While model collapse doesn't mean LLMs will cease functioning entirely, it does suggest that the cost and difficulty of improving them will increase. The study challenges the long-held assumption that more data invariably leads to better AI performance.
"As synthetic data build up in the web, the scaling laws that state that models should get better the more data they train on are likely to break," Kempe notes. This is because training data will lose the richness and variety inherent in human-generated content.

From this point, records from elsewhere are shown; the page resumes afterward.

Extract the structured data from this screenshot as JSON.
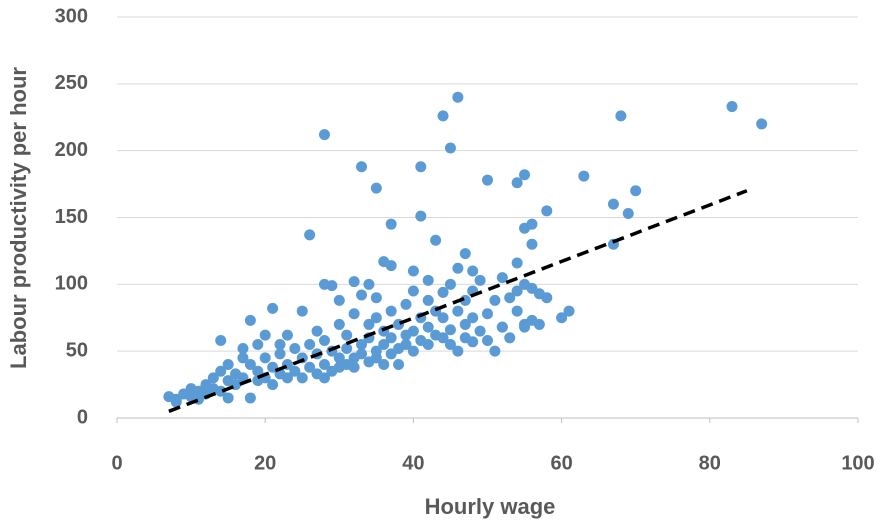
{
  "chart_data": {
    "type": "scatter",
    "x_label": "Hourly wage",
    "y_label": "Labour productivity per hour",
    "xlim": [
      0,
      100
    ],
    "xticks": [
      0,
      20,
      40,
      60,
      80,
      100
    ],
    "ylim": [
      0,
      300
    ],
    "yticks": [
      0,
      50,
      100,
      150,
      200,
      250,
      300
    ],
    "grid": true,
    "series": [
      {
        "color": "#5b9bd5",
        "x": [
          7,
          8,
          8,
          9,
          10,
          10,
          11,
          11,
          12,
          12,
          13,
          13,
          14,
          14,
          14,
          15,
          15,
          15,
          16,
          16,
          17,
          17,
          17,
          18,
          18,
          18,
          19,
          19,
          19,
          20,
          20,
          20,
          21,
          21,
          21,
          22,
          22,
          22,
          23,
          23,
          23,
          24,
          24,
          25,
          25,
          25,
          26,
          26,
          27,
          27,
          27,
          28,
          28,
          28,
          28,
          29,
          29,
          29,
          30,
          30,
          30,
          30,
          31,
          31,
          31,
          32,
          32,
          32,
          32,
          33,
          33,
          33,
          34,
          34,
          34,
          34,
          35,
          35,
          35,
          35,
          36,
          36,
          36,
          36,
          37,
          37,
          37,
          37,
          38,
          38,
          38,
          39,
          39,
          39,
          40,
          40,
          40,
          40,
          41,
          41,
          42,
          42,
          42,
          42,
          43,
          43,
          44,
          44,
          44,
          45,
          45,
          45,
          46,
          46,
          47,
          47,
          47,
          48,
          48,
          48,
          49,
          49,
          50,
          50,
          51,
          51,
          52,
          52,
          53,
          53,
          54,
          54,
          55,
          55,
          56,
          57,
          58,
          60,
          61,
          28,
          33,
          35,
          41,
          44,
          45,
          46,
          50,
          54,
          55,
          63,
          67,
          68,
          69,
          70,
          83,
          87,
          67,
          26,
          41,
          37,
          43,
          47,
          55,
          56,
          58,
          56,
          54,
          48,
          46,
          56,
          57,
          55,
          52
        ],
        "values": [
          16,
          12,
          14,
          18,
          22,
          16,
          14,
          20,
          25,
          18,
          30,
          22,
          20,
          35,
          58,
          15,
          28,
          40,
          25,
          33,
          30,
          45,
          52,
          15,
          40,
          73,
          28,
          35,
          55,
          30,
          45,
          62,
          25,
          38,
          82,
          33,
          48,
          55,
          30,
          40,
          62,
          35,
          52,
          30,
          45,
          80,
          38,
          55,
          33,
          48,
          65,
          30,
          40,
          100,
          58,
          35,
          50,
          99,
          38,
          45,
          70,
          88,
          40,
          52,
          62,
          45,
          38,
          102,
          78,
          48,
          55,
          92,
          42,
          60,
          100,
          70,
          50,
          45,
          75,
          90,
          55,
          40,
          117,
          65,
          60,
          48,
          114,
          80,
          52,
          70,
          40,
          55,
          62,
          85,
          50,
          65,
          110,
          95,
          58,
          75,
          55,
          68,
          88,
          103,
          62,
          80,
          60,
          75,
          94,
          55,
          66,
          100,
          50,
          80,
          70,
          60,
          88,
          57,
          75,
          95,
          65,
          103,
          58,
          78,
          50,
          88,
          68,
          105,
          60,
          90,
          80,
          95,
          70,
          100,
          73,
          93,
          90,
          75,
          80,
          212,
          188,
          172,
          188,
          226,
          202,
          240,
          178,
          176,
          182,
          181,
          160,
          226,
          153,
          170,
          233,
          220,
          130,
          137,
          151,
          145,
          133,
          123,
          142,
          145,
          155,
          130,
          116,
          110,
          112,
          97,
          70,
          68,
          68
        ]
      }
    ],
    "trendline": {
      "x": [
        7,
        85
      ],
      "values": [
        5,
        170
      ],
      "color": "#000000"
    }
  }
}
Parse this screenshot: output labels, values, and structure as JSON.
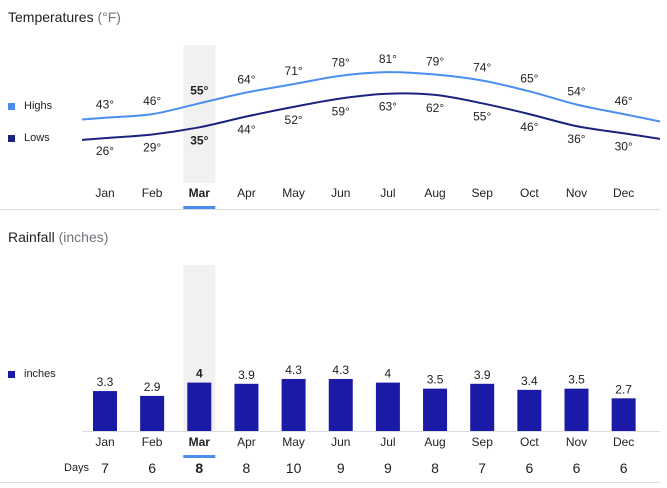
{
  "colors": {
    "highs": "#4a8ef0",
    "lows": "#1a237e",
    "bars": "#1a1aa6",
    "selected_underline": "#4a8ef0",
    "selected_band": "#f1f1f1"
  },
  "temperatures": {
    "title": "Temperatures",
    "unit": "(°F)"
  },
  "rainfall": {
    "title": "Rainfall",
    "unit": "(inches)"
  },
  "legend": {
    "highs": "Highs",
    "lows": "Lows",
    "inches": "inches"
  },
  "days_label": "Days",
  "selected_month": "Mar",
  "chart_data": [
    {
      "type": "line",
      "title": "Temperatures (°F)",
      "categories": [
        "Jan",
        "Feb",
        "Mar",
        "Apr",
        "May",
        "Jun",
        "Jul",
        "Aug",
        "Sep",
        "Oct",
        "Nov",
        "Dec"
      ],
      "series": [
        {
          "name": "Highs",
          "values": [
            43,
            46,
            55,
            64,
            71,
            78,
            81,
            79,
            74,
            65,
            54,
            46
          ]
        },
        {
          "name": "Lows",
          "values": [
            26,
            29,
            35,
            44,
            52,
            59,
            63,
            62,
            55,
            46,
            36,
            30
          ]
        }
      ],
      "value_suffix": "°",
      "legend_position": "left",
      "grid": false
    },
    {
      "type": "bar",
      "title": "Rainfall (inches)",
      "categories": [
        "Jan",
        "Feb",
        "Mar",
        "Apr",
        "May",
        "Jun",
        "Jul",
        "Aug",
        "Sep",
        "Oct",
        "Nov",
        "Dec"
      ],
      "series": [
        {
          "name": "inches",
          "values": [
            3.3,
            2.9,
            4,
            3.9,
            4.3,
            4.3,
            4,
            3.5,
            3.9,
            3.4,
            3.5,
            2.7
          ]
        }
      ],
      "value_labels": [
        "3.3",
        "2.9",
        "4",
        "3.9",
        "4.3",
        "4.3",
        "4",
        "3.5",
        "3.9",
        "3.4",
        "3.5",
        "2.7"
      ],
      "days": [
        7,
        6,
        8,
        8,
        10,
        9,
        9,
        8,
        7,
        6,
        6,
        6
      ],
      "legend_position": "left",
      "grid": false
    }
  ]
}
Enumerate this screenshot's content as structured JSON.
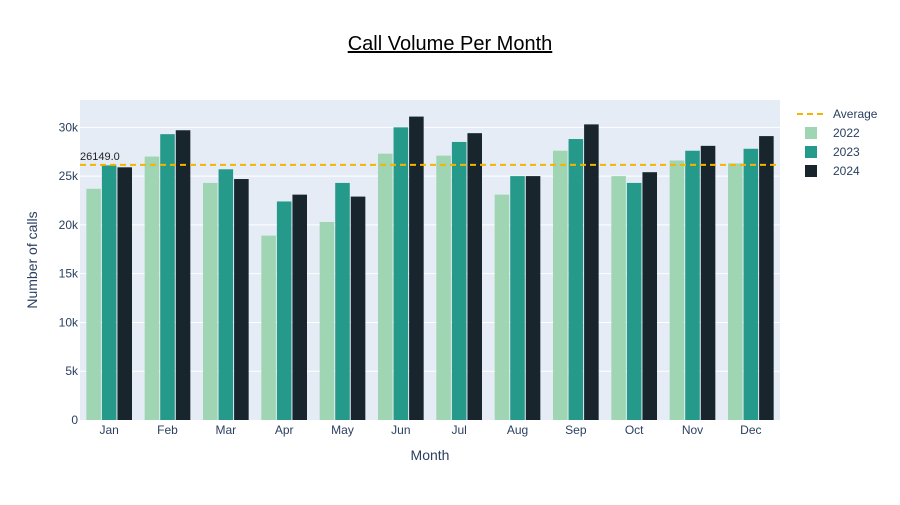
{
  "chart_data": {
    "type": "bar",
    "title": "Call Volume Per Month",
    "xlabel": "Month",
    "ylabel": "Number of calls",
    "categories": [
      "Jan",
      "Feb",
      "Mar",
      "Apr",
      "May",
      "Jun",
      "Jul",
      "Aug",
      "Sep",
      "Oct",
      "Nov",
      "Dec"
    ],
    "series": [
      {
        "name": "2022",
        "color": "#9fd5b3",
        "values": [
          23700,
          27000,
          24300,
          18900,
          20300,
          27300,
          27100,
          23100,
          27600,
          25000,
          26600,
          26300
        ]
      },
      {
        "name": "2023",
        "color": "#269a8a",
        "values": [
          26100,
          29300,
          25700,
          22400,
          24300,
          30000,
          28500,
          25000,
          28800,
          24300,
          27600,
          27800
        ]
      },
      {
        "name": "2024",
        "color": "#18252d",
        "values": [
          25900,
          29700,
          24700,
          23100,
          22900,
          31100,
          29400,
          25000,
          30300,
          25400,
          28100,
          29100
        ]
      }
    ],
    "ylim": [
      0,
      32800
    ],
    "y_ticks": [
      0,
      5000,
      10000,
      15000,
      20000,
      25000,
      30000
    ],
    "y_tick_labels": [
      "0",
      "5k",
      "10k",
      "15k",
      "20k",
      "25k",
      "30k"
    ],
    "average": {
      "name": "Average",
      "value": 26149.0,
      "label": "26149.0",
      "color": "#f4b400",
      "style": "dashed"
    },
    "legend": {
      "position": "top-right",
      "entries": [
        "Average",
        "2022",
        "2023",
        "2024"
      ]
    },
    "grid": true,
    "plot_background": "#e5ecf6"
  }
}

The research team found that including a small percentage of real data alongside synthetic data slowed the collapse but did not prevent it entirely. A separate study by Stanford University researchers suggested that when synthetic data accumulates alongside real data rather than replacing it, catastrophic model collapse is less likely.
However, the long-term implications remain concerning. As AI-generated content proliferates online, distinguishing between human-created and AI-produced text will become increasingly challenging. This could lead to a feedback loop where AI models are inadvertently trained on mor and more synthetic data.
To address this issue, the study's authors suggest several potential solutions. These include developing methods to watermark AI-generated content, creating incentives for humans to continue producing original content, and implementing rigorous filtering and curation processes for training data.
"Our work shows that if you can prune it properly, the phenomenon can be partly or maybe fully avoided," Kempe states, referring to the careful selection and filtering of training data.